Thursday, April 1, 2010

To Live and Train in L.A. #12



I’m somewhere else, I guess, pedaling on the lone-dog circuit, training on the it-doesn’t-matter plan, exploring a landscape of potholed roads and renegade trails that end somewhere but not anywhere I yet know. Most cyclists I know are ramping into road season – racing or doing centuries or multi-day tours or what have you – or they’re ramping into a yet another kickass summer of mountain biking on trails so pristine and spectral that it’s difficult to ride them without pausing along the trailside to touch one’s self. Me, the only ramping-up I have in my future is months and months and months away, in the fall, cyclocross season, and aside from torturing myself (not touching myself) with two-hour dead-flat spinners on the L.A. River Path, what’s left to do but roll out the door and go on the urban version of the classic Heckawee ride. That means I ride to get lost and to find myself. I ride to say, “Where the Heckawee?” Even though we is just me and me is just a fellow who likes to lower the pressure on this cross-bike tires and enjoy all the mellowness that comes with it. I’ve got corks in my handlebars, too. Both from 2003.




You may recall me mentioning busy streets, insane drivers, and constant madness hereabouts? This street doesn’t qualify and my buddy the Champ would throw his hands heavenward and say, “See, Mag is making shit up again.” It’s true, though. In my neighborhood – Silver Lake, Echo Park – if you don’t mind 20+% grades and constant teeth-gritting even at ultra-slow speeds, the selection of traffic-free roads is almost limitless. Also, for the cyclocrosser, there are dozens of natural skill-building areas which, like all good skill-building areas, you don’t have to hammer up to enjoy their benefits. This road, for instance, after rising a long, long way up from the freeway overpass, peters out into a nice set of stairs. And what self-respecting cyclocrosser doesn’t like to dismount, shoulder the old bike, and bound up a few sets of stairs?
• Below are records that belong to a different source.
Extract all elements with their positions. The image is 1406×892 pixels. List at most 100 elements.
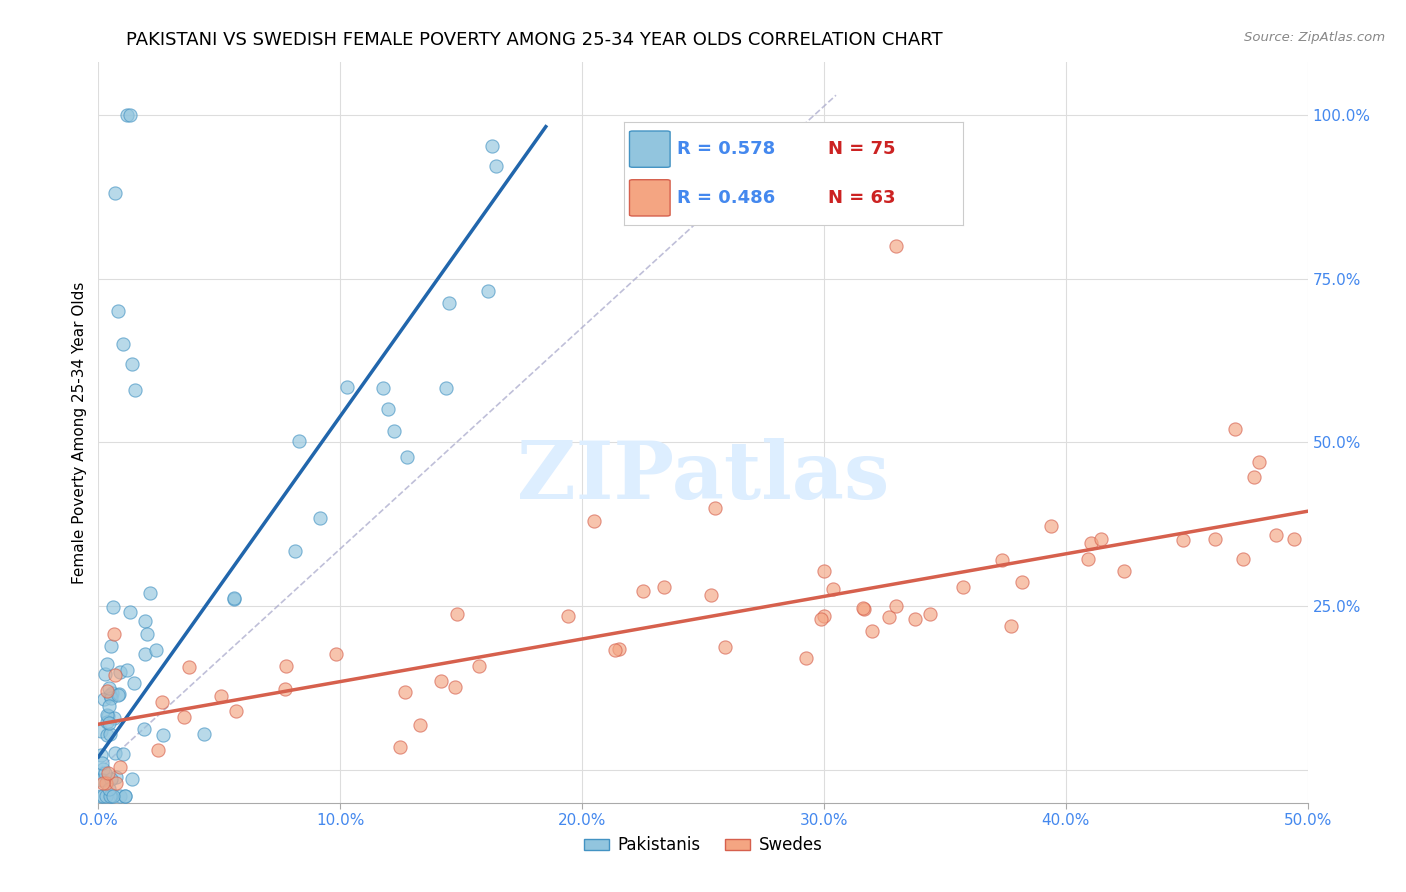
Pakistanis (98, 688, 121, 702)
Pakistanis (481, 138, 503, 153)
Pakistanis (90, 748, 112, 763)
Pakistanis (111, 747, 134, 762)
Pakistanis (121, 772, 143, 787)
Pakistanis (93, 691, 115, 706)
Swedes (813, 609, 835, 624)
Pakistanis (122, 675, 145, 690)
Swedes (108, 760, 131, 774)
Text: ZIPatlas: ZIPatlas (517, 438, 889, 516)
Swedes (886, 599, 908, 614)
Pakistanis (98, 789, 121, 804)
Pakistanis (96, 657, 118, 671)
Pakistanis (288, 434, 311, 448)
Pakistanis (222, 591, 245, 606)
Pakistanis (121, 357, 143, 371)
Pakistanis (108, 665, 131, 680)
Pakistanis (114, 789, 136, 804)
Swedes (409, 718, 432, 732)
Pakistanis (134, 723, 156, 737)
Pakistanis (308, 510, 330, 524)
Pakistanis (193, 727, 215, 741)
Swedes (920, 607, 942, 622)
Swedes (1264, 528, 1286, 542)
Swedes (794, 651, 817, 665)
Pakistanis (90, 789, 112, 804)
Swedes (1090, 533, 1112, 547)
Swedes (1232, 551, 1254, 566)
Swedes (1249, 455, 1271, 469)
Swedes (886, 239, 908, 253)
Pakistanis (90, 723, 112, 738)
Pakistanis (94, 667, 117, 681)
Swedes (1000, 619, 1022, 633)
Text: Source: ZipAtlas.com: Source: ZipAtlas.com (1244, 31, 1385, 45)
Swedes (877, 610, 900, 624)
Pakistanis (377, 401, 399, 416)
Swedes (325, 647, 347, 661)
Pakistanis (93, 766, 115, 780)
Swedes (150, 695, 173, 709)
Swedes (714, 640, 737, 655)
Swedes (1039, 518, 1062, 533)
Swedes (468, 659, 491, 673)
Swedes (810, 612, 832, 626)
Swedes (557, 608, 579, 623)
Swedes (813, 564, 835, 578)
Pakistanis (93, 773, 115, 788)
Pakistanis (97, 716, 120, 731)
Pakistanis (97, 709, 120, 723)
Pakistanis (104, 186, 127, 201)
Swedes (96, 684, 118, 698)
Swedes (583, 514, 606, 528)
Pakistanis (98, 681, 121, 695)
Swedes (853, 601, 876, 615)
Pakistanis (104, 746, 127, 760)
Pakistanis (105, 770, 128, 784)
Pakistanis (96, 707, 118, 722)
Pakistanis (484, 159, 506, 173)
Swedes (430, 673, 453, 688)
Swedes (991, 552, 1014, 566)
Swedes (104, 776, 127, 790)
Swedes (1077, 552, 1099, 566)
Swedes (96, 776, 118, 790)
Pakistanis (118, 605, 141, 619)
Swedes (1171, 533, 1194, 548)
Swedes (276, 659, 298, 673)
Pakistanis (91, 762, 114, 776)
Swedes (652, 580, 675, 594)
Pakistanis (336, 380, 359, 394)
Pakistanis (101, 789, 124, 804)
Legend: Pakistanis, Swedes: Pakistanis, Swedes (576, 830, 830, 861)
Pakistanis (222, 592, 245, 607)
Pakistanis (434, 381, 457, 395)
Swedes (821, 582, 844, 597)
Pakistanis (103, 711, 125, 725)
Swedes (443, 680, 465, 694)
Pakistanis (107, 304, 129, 318)
Pakistanis (136, 627, 159, 641)
Pakistanis (111, 337, 134, 351)
Pakistanis (124, 383, 146, 397)
Swedes (1011, 574, 1033, 589)
Swedes (607, 641, 630, 656)
Swedes (389, 740, 412, 755)
Swedes (1243, 470, 1265, 484)
Swedes (91, 776, 114, 790)
Swedes (146, 742, 169, 756)
Pakistanis (108, 687, 131, 701)
Pakistanis (100, 691, 122, 706)
Pakistanis (101, 686, 124, 700)
Text: PAKISTANI VS SWEDISH FEMALE POVERTY AMONG 25-34 YEAR OLDS CORRELATION CHART: PAKISTANI VS SWEDISH FEMALE POVERTY AMON… (127, 31, 942, 49)
Pakistanis (139, 586, 162, 600)
Pakistanis (100, 639, 122, 653)
Swedes (904, 612, 927, 626)
Swedes (852, 600, 875, 615)
Swedes (862, 624, 884, 639)
Swedes (631, 584, 654, 599)
Pakistanis (90, 773, 112, 788)
Swedes (274, 682, 297, 697)
Swedes (704, 500, 727, 515)
Swedes (446, 607, 468, 621)
Pakistanis (98, 698, 121, 713)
The reverse view after the first flight: You can get an idea of the grades you encounter while you’re pedaling your way up to this fun, amusing, very Heckawee staircase.
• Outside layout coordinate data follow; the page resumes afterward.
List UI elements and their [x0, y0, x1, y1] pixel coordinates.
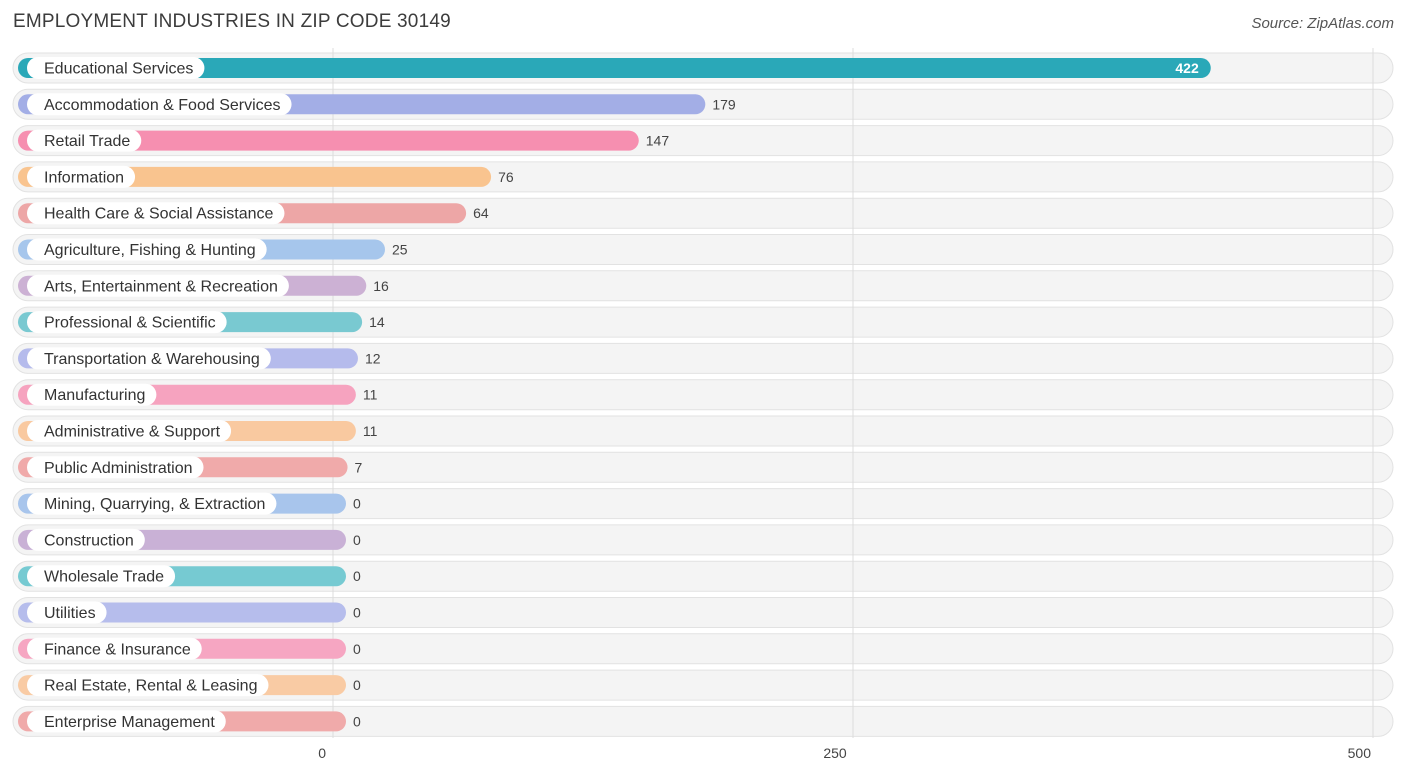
bar-label: Wholesale Trade: [44, 569, 164, 586]
bar-label: Administrative & Support: [44, 424, 221, 441]
bar-group: Transportation & Warehousing 12: [18, 347, 381, 370]
label-pill: [27, 347, 271, 370]
chart-source: Source: ZipAtlas.com: [1251, 15, 1394, 32]
label-pill: [27, 601, 107, 624]
row-background: [12, 379, 1394, 411]
bar-group: Retail Trade 147: [18, 129, 670, 152]
row-background: [12, 560, 1394, 592]
row-background: [12, 524, 1394, 556]
row-background: [12, 488, 1394, 520]
bar-group: Manufacturing 11: [18, 383, 378, 406]
bar-label: Arts, Entertainment & Recreation: [44, 278, 278, 295]
value-label: 147: [646, 133, 670, 149]
row-background: [12, 633, 1394, 665]
bar-group: Educational Services 422: [18, 57, 1211, 79]
label-pill: [27, 528, 145, 551]
value-label: 14: [369, 314, 385, 330]
bar-label: Professional & Scientific: [44, 315, 216, 332]
bar-label: Mining, Quarrying, & Extraction: [44, 496, 265, 513]
value-label: 11: [363, 423, 378, 439]
bar-group: Information 76: [18, 165, 514, 188]
bar-label: Construction: [44, 532, 134, 549]
value-label: 0: [353, 568, 361, 584]
label-pill: [27, 129, 142, 152]
bar-group: Construction 0: [18, 528, 361, 551]
bar-label: Real Estate, Rental & Leasing: [44, 678, 257, 695]
label-pill: [27, 565, 176, 588]
x-tick-label: 250: [823, 745, 847, 761]
value-label: 0: [353, 496, 361, 512]
bar-group: Arts, Entertainment & Recreation 16: [18, 274, 389, 297]
x-tick-label: 0: [318, 745, 326, 761]
value-label: 64: [473, 205, 489, 221]
bar-label: Manufacturing: [44, 387, 145, 404]
bar-group: Professional & Scientific 14: [18, 311, 385, 334]
bar-label: Enterprise Management: [44, 714, 215, 731]
value-label: 0: [353, 605, 361, 621]
value-label: 0: [353, 677, 361, 693]
label-pill: [27, 637, 202, 660]
label-pill: [27, 674, 269, 697]
bar-group: Real Estate, Rental & Leasing 0: [18, 674, 361, 697]
value-label: 422: [1175, 60, 1199, 76]
bars: Educational Services 422 Accommodation & F…: [18, 57, 1211, 733]
bar-label: Health Care & Social Assistance: [44, 206, 274, 223]
value-label: 16: [373, 278, 389, 294]
bar-group: Mining, Quarrying, & Extraction 0: [18, 492, 361, 515]
value-label: 0: [353, 532, 361, 548]
bar-group: Administrative & Support 11: [18, 420, 378, 442]
bar-group: Public Administration 7: [18, 456, 363, 479]
value-label: 0: [353, 641, 361, 657]
x-tick-label: 500: [1348, 745, 1372, 761]
bar-label: Public Administration: [44, 460, 193, 477]
row-background: [12, 669, 1394, 701]
row-background: [12, 342, 1394, 374]
bar-label: Transportation & Warehousing: [44, 351, 260, 368]
bar-label: Information: [44, 169, 124, 186]
label-pill: [27, 383, 157, 406]
row-background: [12, 451, 1394, 483]
bar: [18, 166, 492, 187]
label-pill: [27, 93, 292, 116]
label-pill: [27, 202, 285, 225]
bar-group: Wholesale Trade 0: [18, 565, 361, 588]
label-pill: [27, 238, 267, 261]
label-pill: [27, 57, 205, 79]
row-background: [12, 415, 1394, 447]
row-background: [12, 597, 1394, 628]
value-label: 0: [353, 713, 361, 729]
label-pill: [27, 710, 226, 733]
bar-label: Finance & Insurance: [44, 641, 191, 658]
label-pill: [27, 456, 204, 479]
value-label: 11: [363, 387, 378, 403]
row-background: [12, 705, 1394, 737]
bar: [18, 130, 639, 151]
bar-label: Accommodation & Food Services: [44, 97, 281, 114]
bar: [18, 58, 1211, 78]
bar-group: Utilities 0: [18, 601, 361, 624]
label-pill: [27, 274, 289, 297]
chart-title: EMPLOYMENT INDUSTRIES IN ZIP CODE 30149: [13, 11, 451, 32]
bar-group: Finance & Insurance 0: [18, 637, 361, 660]
bar-label: Retail Trade: [44, 133, 130, 150]
label-pill: [27, 311, 227, 334]
bar-label: Educational Services: [44, 61, 193, 78]
label-pill: [27, 492, 277, 515]
bar-group: Health Care & Social Assistance 64: [18, 202, 489, 225]
bar-group: Accommodation & Food Services 179: [18, 93, 736, 116]
bar-group: Enterprise Management 0: [18, 710, 361, 733]
bar-label: Utilities: [44, 605, 96, 622]
value-label: 25: [392, 242, 408, 258]
value-label: 76: [498, 169, 514, 185]
bar-group: Agriculture, Fishing & Hunting 25: [18, 238, 408, 261]
bar-label: Agriculture, Fishing & Hunting: [44, 242, 256, 259]
value-label: 179: [712, 96, 736, 112]
label-pill: [27, 165, 136, 188]
label-pill: [27, 420, 232, 442]
value-label: 7: [355, 459, 363, 475]
value-label: 12: [365, 350, 381, 366]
Each flight is 11 stairs and ideally you scale these stairs two steps at a time – you don’t have to run them, if you don’t want to, okay? because they are still going to hurt you – and the best method for the two-step-at-a-time method, in my humble and correct opinion, is to alternate your lead leg for each new flight. I have a great reason for this, too, and this is it: Why the fuck wouldn’t you?




Of course, the answer to why the fuck wouldn’t you lies in what lies ahead. Looks like there are more than a couple of 11-step flights up this sumbitch.





Reverse view for further emphasis: Just looking at these stairs puts a deep-tissue misery into my thighs.




At the top, looking back, you can see the Baxter Street in the foreground and Hollywood sign on the ridge in the distance. If you’re insane, which believe it or not I am not, you can try to ride your bike up and down Baxter Street. The inclines run between 25 and 30 percent – brutal going up and you’re almost certain to die on the way down (there are stop signs at the bottom).




Look the other way from the top of the stairs: Cesar Chavez Ravine in Elysian Park. This is the focus of all my Heckawee riding efforts, to learn the ins and outs of this park. Lots of scary people in here: gangbangers, et al. But maybe at 4:20 in the afternoon, I can ride through here without coming to grief. Wish me luck, hey.



1 comment:

  1. Ah, Mag, that is the shit right there, hey.